Saturday, January 26, 2019

Week One in El Paso


This is the first of what I hope will be weekly reports during my stay in El Paso, TX. I am living here for about 10 weeks as an experiment to see if the climate agrees with me and provides relief from my chronic allergy and asthma problems. Also, it’s a good opportunity to get away from the cold and snow of Ohio.

Why El Paso? Many fellow Ohioans seek winter relief in either Florida or Arizona, mostly in the Phoenix area. But, I have been to Florida many times and I am kind of bored with it. My parents lived there for nearly 20 years in retirement on the west coast in the St. Petersburg-Clearwater area and I visited them almost every year during March.

I spent about 5 days in the Phoenix area in February, 2000 covering a couple of tire company meetings as a reporter for Tire Business. The weather was delightful, but Phoenix was a sprawling city nearly 20 years ago and I’m sure it’s even worse now.

So, I checked various web sites on climate for several cities in the southwest and I picked El Paso. It has a dry climate with less than 10 inches of precipitation and about 300 sunny days a year. The average high temperature in January is upper-50s moving up to the 70s by the beginning of April.

El Paso’s metropolitan area has a population of about 800,000 and it is directly across the Rio Grande river from Juarez, Mexico. So, the Latino influence on the city is very strong and I’m looking forward to more exposure to that.

I also enrolled in a couple of short non-credit courses at UTEP that I will write more about in weeks to come. One that I am especially looking forward to is “Borderlands: History and Culture” Taught by a retired professor from the University of Arizona. The El Paso region and spreading west to New Mexico and Arizona is called the Borderland by locals.

To find a long-term rental, I checked both AirBnb and VRBO for properties in several cities. Once I decided on El Paso, I found a very small house called a casita on the west side of the city. As a bonus, this house is very close to the University of Texas El Paso campus. I am hoping to attend many activities there. Also, the cost for rentals here is less than coastal areas of Florida and Phoenix.

I’ve ready attended a basketball game at Don Haskins Center where the UTEP Miners lost to Old Dominion University by 2 points. Multiple times during the game, the pep band played the school’s fight song, an upbeat version of the 1959-hit song “El Paso” by Marty Robbins. Also, the UTEP dance team is called “The Gold Diggers” and before the game, several soldiers from Fort Bliss rappelled down ropes from the rafters at the top of the area tossing t-shirts to the fans below.

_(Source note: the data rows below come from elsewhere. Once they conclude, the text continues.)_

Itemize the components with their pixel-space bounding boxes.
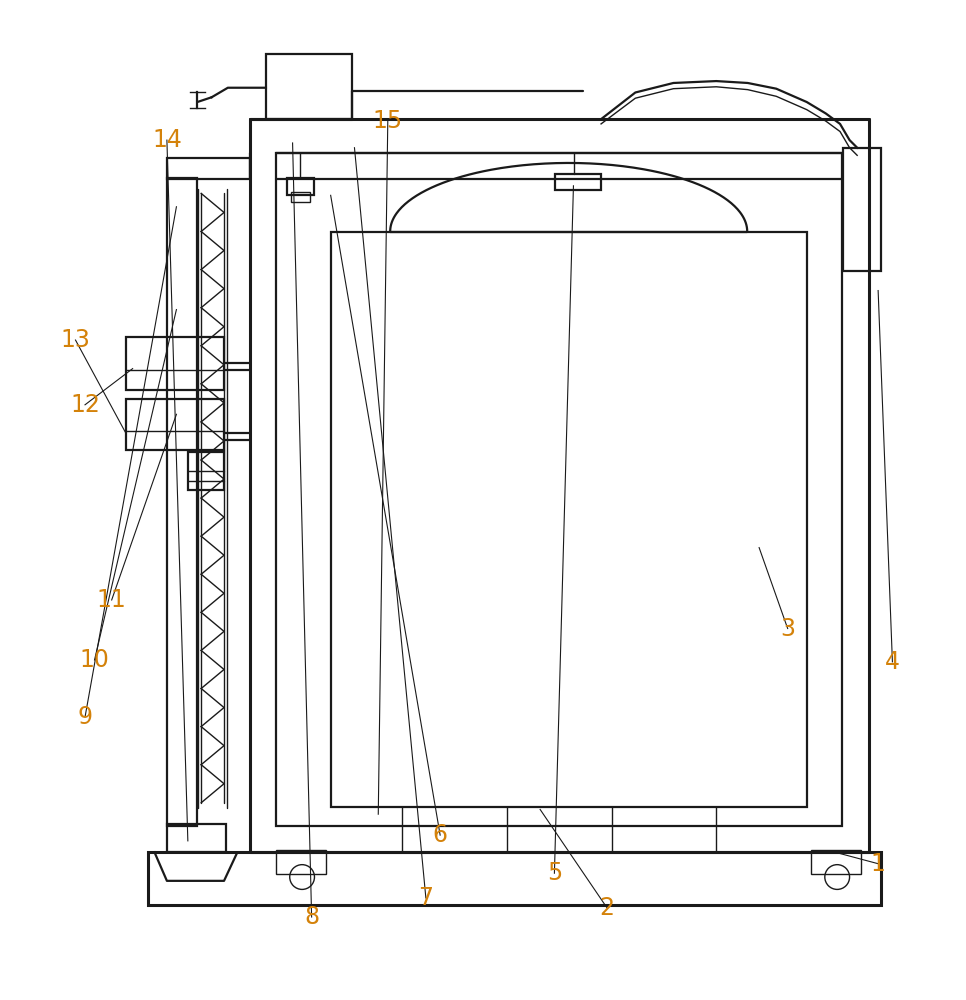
Bar [276, 153, 842, 826]
Bar [148, 852, 881, 905]
Text: 7: 7 [418, 886, 434, 910]
Bar [843, 148, 881, 271]
Text: 3: 3 [781, 617, 795, 641]
Bar [126, 337, 224, 390]
Text: 14: 14 [152, 128, 182, 152]
Text: 6: 6 [433, 823, 447, 847]
Text: 9: 9 [77, 705, 93, 729]
Bar [187, 452, 224, 490]
Bar [167, 178, 197, 826]
Bar [291, 192, 310, 202]
Text: 15: 15 [373, 109, 403, 133]
Text: 2: 2 [599, 896, 614, 920]
Bar [555, 174, 601, 190]
Bar [266, 54, 352, 119]
Bar [276, 850, 326, 874]
Text: 12: 12 [71, 393, 99, 417]
Bar [126, 399, 224, 450]
Text: 4: 4 [885, 650, 900, 674]
Text: 13: 13 [61, 328, 91, 352]
Text: 8: 8 [304, 905, 319, 929]
Bar [811, 850, 861, 874]
Text: 10: 10 [79, 648, 109, 672]
Bar [330, 232, 807, 807]
Text: 1: 1 [870, 852, 886, 876]
Bar [287, 178, 314, 195]
Bar [167, 824, 226, 852]
Text: 11: 11 [97, 588, 127, 612]
Bar [167, 158, 250, 179]
Text: 5: 5 [547, 861, 562, 885]
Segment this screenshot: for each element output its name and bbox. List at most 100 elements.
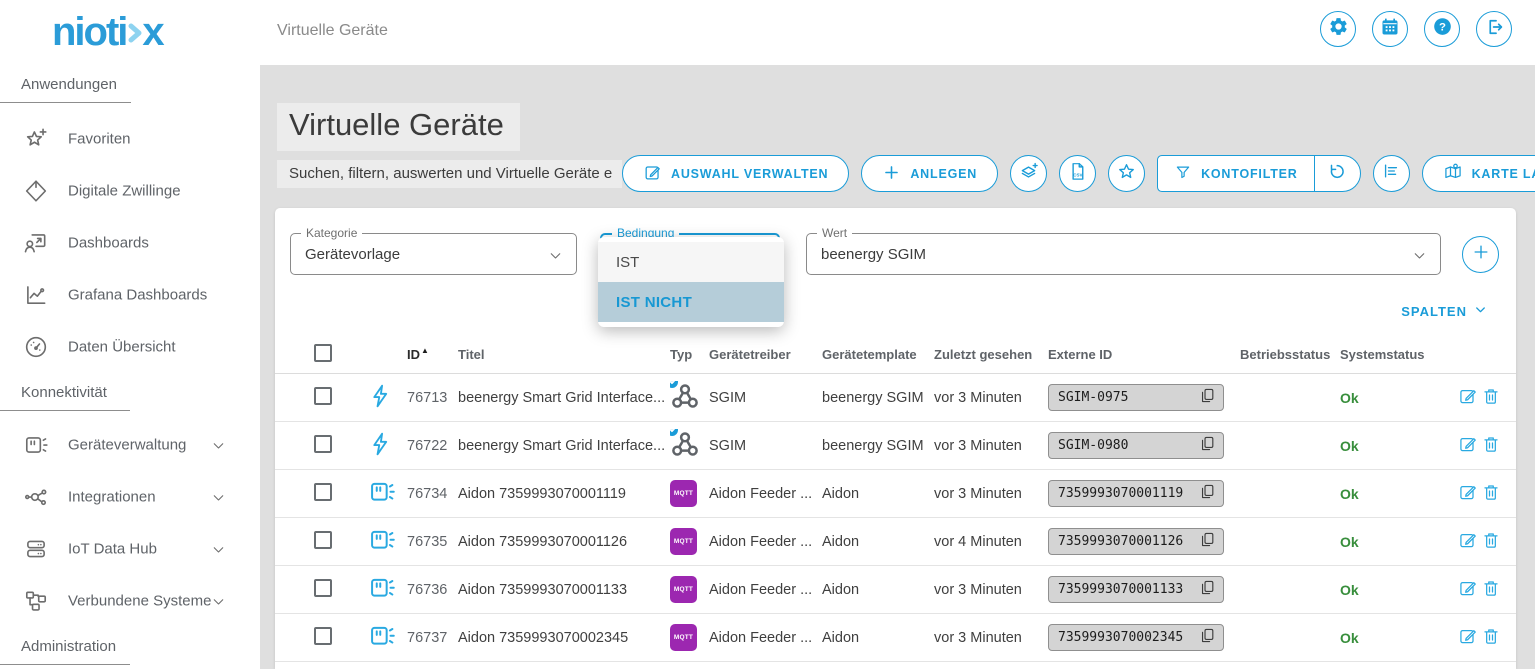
header-zuletzt-gesehen[interactable]: Zuletzt gesehen bbox=[934, 347, 1033, 362]
edit-row-button[interactable] bbox=[1458, 626, 1478, 650]
favorite-star-button[interactable] bbox=[1108, 155, 1146, 192]
sidebar-item-label: IoT Data Hub bbox=[68, 540, 157, 558]
delete-row-button[interactable] bbox=[1481, 434, 1501, 458]
table-row[interactable]: 76736 Aidon 7359993070001133 MQTT Aidon … bbox=[275, 566, 1516, 614]
sidebar-item-dashboards[interactable]: Dashboards bbox=[0, 229, 252, 257]
load-map-button[interactable]: KARTE LADEN bbox=[1421, 155, 1535, 192]
create-button[interactable]: ANLEGEN bbox=[861, 155, 999, 192]
header-externe-id[interactable]: Externe ID bbox=[1048, 347, 1113, 362]
delete-row-button[interactable] bbox=[1481, 530, 1501, 554]
main-content: Virtuelle Geräte Suchen, filtern, auswer… bbox=[260, 65, 1535, 669]
table-row[interactable]: 76737 Aidon 7359993070002345 MQTT Aidon … bbox=[275, 614, 1516, 662]
menu-option-ist-nicht[interactable]: IST NICHT bbox=[598, 282, 784, 322]
sort-asc-icon: ▲ bbox=[421, 347, 429, 355]
manage-selection-button[interactable]: AUSWAHL VERWALTEN bbox=[622, 155, 850, 192]
section-label: Konnektivität bbox=[21, 384, 107, 401]
row-checkbox[interactable] bbox=[314, 482, 332, 501]
select-all-checkbox[interactable] bbox=[314, 344, 332, 362]
logout-button[interactable] bbox=[1476, 11, 1512, 47]
delete-row-button[interactable] bbox=[1481, 626, 1501, 650]
table-row[interactable]: 76713 beenergy Smart Grid Interface... M… bbox=[275, 374, 1516, 422]
header-id[interactable]: ID▲ bbox=[407, 347, 429, 362]
sidebar-item-geraeteverwaltung[interactable]: Geräteverwaltung bbox=[0, 431, 252, 459]
table-row[interactable]: 76722 beenergy Smart Grid Interface... M… bbox=[275, 422, 1516, 470]
external-id-value: SGIM-0980 bbox=[1058, 438, 1129, 453]
header-typ[interactable]: Typ bbox=[670, 347, 693, 362]
help-icon: ? bbox=[1432, 16, 1453, 42]
connected-boxes-icon bbox=[23, 588, 49, 614]
menu-option-ist[interactable]: IST bbox=[598, 242, 784, 282]
row-driver: SGIM bbox=[709, 389, 747, 406]
account-filter-main[interactable]: KONTOFILTER bbox=[1158, 156, 1315, 191]
delete-row-button[interactable] bbox=[1481, 578, 1501, 602]
diamond-icon bbox=[23, 178, 49, 204]
header-titel[interactable]: Titel bbox=[458, 347, 485, 362]
settings-button[interactable] bbox=[1320, 11, 1356, 47]
delete-row-button[interactable] bbox=[1481, 482, 1501, 506]
copy-icon[interactable] bbox=[1199, 483, 1216, 504]
sidebar-item-integrationen[interactable]: Integrationen bbox=[0, 483, 252, 511]
sidebar-item-grafana-dashboards[interactable]: Grafana Dashboards bbox=[0, 281, 252, 309]
external-id-value: SGIM-0975 bbox=[1058, 390, 1129, 405]
header-geraetetreiber[interactable]: Gerätetreiber bbox=[709, 347, 791, 362]
star-plus-icon bbox=[23, 126, 49, 152]
delete-row-button[interactable] bbox=[1481, 386, 1501, 410]
row-checkbox[interactable] bbox=[314, 434, 332, 453]
sort-list-button[interactable] bbox=[1372, 155, 1410, 192]
edit-row-button[interactable] bbox=[1458, 482, 1478, 506]
header-systemstatus[interactable]: Systemstatus bbox=[1340, 347, 1425, 362]
table-row[interactable]: 76734 Aidon 7359993070001119 MQTT Aidon … bbox=[275, 470, 1516, 518]
table-row[interactable]: 76735 Aidon 7359993070001126 MQTT Aidon … bbox=[275, 518, 1516, 566]
brand-logo[interactable]: nioti x bbox=[52, 10, 165, 55]
reset-filter-button[interactable] bbox=[1315, 156, 1360, 191]
edit-row-button[interactable] bbox=[1458, 578, 1478, 602]
kategorie-select[interactable]: Kategorie Gerätevorlage bbox=[290, 226, 577, 275]
header-betriebsstatus[interactable]: Betriebsstatus bbox=[1240, 347, 1331, 362]
edit-row-button[interactable] bbox=[1458, 386, 1478, 410]
chevron-down-icon bbox=[210, 489, 227, 511]
sidebar-item-daten-uebersicht[interactable]: Daten Übersicht bbox=[0, 333, 252, 361]
copy-icon[interactable] bbox=[1199, 387, 1216, 408]
copy-icon[interactable] bbox=[1199, 579, 1216, 600]
row-checkbox[interactable] bbox=[314, 386, 332, 405]
copy-icon[interactable] bbox=[1199, 531, 1216, 552]
button-label: ANLEGEN bbox=[910, 166, 978, 181]
help-button[interactable]: ? bbox=[1424, 11, 1460, 47]
copy-icon[interactable] bbox=[1199, 435, 1216, 456]
columns-button[interactable]: SPALTEN bbox=[1401, 302, 1488, 320]
webhook-type-icon bbox=[670, 380, 700, 411]
sidebar-item-favoriten[interactable]: Favoriten bbox=[0, 125, 252, 153]
incoming-badge-icon bbox=[670, 380, 678, 392]
row-title: beenergy Smart Grid Interface... bbox=[458, 389, 666, 406]
sidebar-item-label: Dashboards bbox=[68, 234, 149, 252]
external-id-chip: 7359993070001133 bbox=[1048, 576, 1224, 603]
row-checkbox[interactable] bbox=[314, 530, 332, 549]
edit-row-button[interactable] bbox=[1458, 434, 1478, 458]
header-geraetetemplate[interactable]: Gerätetemplate bbox=[822, 347, 917, 362]
sidebar-item-label: Geräteverwaltung bbox=[68, 436, 187, 454]
row-system-status: Ok bbox=[1340, 533, 1359, 550]
wert-select[interactable]: Wert beenergy SGIM bbox=[806, 226, 1441, 275]
row-checkbox[interactable] bbox=[314, 626, 332, 645]
csv-export-button[interactable]: CSV bbox=[1059, 155, 1097, 192]
account-filter-button[interactable]: KONTOFILTER bbox=[1157, 155, 1361, 192]
undo-refresh-icon bbox=[1327, 161, 1347, 186]
sidebar-item-verbundene-systeme[interactable]: Verbundene Systeme bbox=[0, 587, 252, 615]
copy-icon[interactable] bbox=[1199, 627, 1216, 648]
edit-row-button[interactable] bbox=[1458, 530, 1478, 554]
mqtt-badge: MQTT bbox=[670, 528, 697, 555]
sidebar-item-iot-data-hub[interactable]: IoT Data Hub bbox=[0, 535, 252, 563]
table-row[interactable]: MQTT bbox=[275, 662, 1516, 669]
breadcrumb: Virtuelle Geräte bbox=[277, 22, 388, 39]
chevron-down-icon bbox=[1473, 302, 1488, 320]
layers-add-button[interactable] bbox=[1010, 155, 1048, 192]
add-filter-button[interactable] bbox=[1462, 236, 1499, 273]
button-label: KONTOFILTER bbox=[1201, 166, 1298, 181]
calendar-button[interactable] bbox=[1372, 11, 1408, 47]
external-id-chip: 7359993070001119 bbox=[1048, 480, 1224, 507]
meter-device-icon bbox=[368, 530, 396, 558]
section-label: Anwendungen bbox=[21, 76, 117, 93]
row-checkbox[interactable] bbox=[314, 578, 332, 597]
sidebar-item-digitale-zwillinge[interactable]: Digitale Zwillinge bbox=[0, 177, 252, 205]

Now this next part is difficult for an alumni of The University of Kentucky (M.A., 1974). In the 1966 NCAA Basketball Tournament Final, heavily favored Kentucky played Texas Western University (now called UTEP). I watched that game on TV as a high school senior and the Miners beat Kentucky to win the national championship—the first team with an all-black starting lineup to do so.

It was one of the biggest upsets in college basketball history and changed the game forever.
High above one end of the UTEP arena are several banners with the names and numbers of key players from that team. The Haskins Center is located on Glory Road, which is also the title of a successful feature film about that team released in 2006.

In my first week, I’ve had several good meals of Mexican food and I have been writing quite a bit. I’ve taken a couple of walks in a very nice park across the street from my house and have begun to explore the outlying areas. Yesterday, I drove about 45 minutes to Las Cruces, NM, to look around and have lunch. I considered that town for my winter sabbatical. Based on what I saw there; El Paso was a better choice.